Iterative reconstruction: guess, check, fix, repeat
Iterative reconstruction (IR) attacks the problem from the other end. Instead of one clever pass, it does detective work in a loop:
- Make a starting guess at the image.
- Mathematically simulate the projections that guess would have produced.
- Compare those fake projections to the real ones from the scanner.
- Nudge the image to shrink the difference, and go back to step 2.
It's like a sketch artist working a witness. Draw a face, ask "closer or further?", adjust, ask again — converging on the real culprit over many rounds.

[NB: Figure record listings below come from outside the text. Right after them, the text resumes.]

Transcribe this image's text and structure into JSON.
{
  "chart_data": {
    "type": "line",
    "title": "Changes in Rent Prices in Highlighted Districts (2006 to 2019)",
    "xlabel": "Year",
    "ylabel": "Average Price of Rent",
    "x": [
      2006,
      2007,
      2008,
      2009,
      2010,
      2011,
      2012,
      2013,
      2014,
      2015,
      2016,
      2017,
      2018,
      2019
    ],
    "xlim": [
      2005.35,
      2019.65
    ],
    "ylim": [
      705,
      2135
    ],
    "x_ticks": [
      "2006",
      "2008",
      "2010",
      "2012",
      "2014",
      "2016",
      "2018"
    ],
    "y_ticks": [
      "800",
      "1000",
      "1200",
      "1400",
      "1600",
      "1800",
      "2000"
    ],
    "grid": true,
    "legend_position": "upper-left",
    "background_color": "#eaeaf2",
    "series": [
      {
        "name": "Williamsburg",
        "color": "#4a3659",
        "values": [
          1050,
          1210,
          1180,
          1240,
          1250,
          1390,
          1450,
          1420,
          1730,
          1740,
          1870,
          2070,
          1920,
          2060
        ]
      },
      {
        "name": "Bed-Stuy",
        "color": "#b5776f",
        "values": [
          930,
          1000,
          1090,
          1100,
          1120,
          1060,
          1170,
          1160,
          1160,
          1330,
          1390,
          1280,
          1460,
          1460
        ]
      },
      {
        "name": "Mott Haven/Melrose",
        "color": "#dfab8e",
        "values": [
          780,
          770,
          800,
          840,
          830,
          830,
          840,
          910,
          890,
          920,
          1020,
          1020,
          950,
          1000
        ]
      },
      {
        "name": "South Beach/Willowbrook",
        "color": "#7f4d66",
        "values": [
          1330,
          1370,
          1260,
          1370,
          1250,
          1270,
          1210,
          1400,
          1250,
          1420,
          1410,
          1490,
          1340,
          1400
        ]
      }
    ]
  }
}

Because IR also carries a built-in model of how the scanner and the body actually behave (where noise comes from, the shape of the beam, sometimes the X-ray physics itself), it can tell signal from grain far better than a single sharpening filter can.
The headline benefit of IR is the noise-versus-dose trade. Because the algorithm suppresses noise so well, you can lower the radiation dose and still land at a diagnostic image — the reconstruction picks up the slack that fewer photons left behind.
Two flavors of ugly
Neither method is free of sin; they just fail differently. Knowing the failure signatures keeps you from misreading them.
| Filtered back projection | Iterative reconstruction | |
|---|---|---|
| Core idea | Filter each projection, smear it back | Guess an image, refine it against the data over and over |
| Speed | Very fast | Slower (heavier computation) |
| Noise at low dose | Streaky, grainy | Much cleaner |
| Characteristic artifact | Radiating streaks, prominent noise | Waxy, "plastic" or blotchy oil-painting texture if pushed hard |
Aggressive IR can make images look so smooth they feel fake — a waxy, plastic-skin or "oil-painting" texture where normal fine detail and even subtle lesions risk being smoothed away. Radiologists often run IR at a moderate strength rather than maxed out, precisely to keep the picture looking like a real human and not a wax figure. Reading at a setting you're not used to can fool your eye, so know which reconstruction you're looking at.
Why you should care at the console
This isn't trivia — it's dose and diagnosis. The move from FBP to iterative methods is a big reason CT doses have come down over the years: the algorithm absorbs the noise penalty of fewer photons. That same low-photon physics is what makes metal implants and beam hardening so nasty — more on that over in CT artifacts — and it's the same engine of measured attenuation that the Hounsfield scale is built on.
If you forget the rest, keep this: the scanner measures shadows, reconstruction rebuilds the slice, FBP does it in one fast filtered smear, and IR does it by guessing and correcting until the image stops arguing with the data — buying you cleaner pictures at lower dose, as long as you don't crank it until everyone looks like a candle.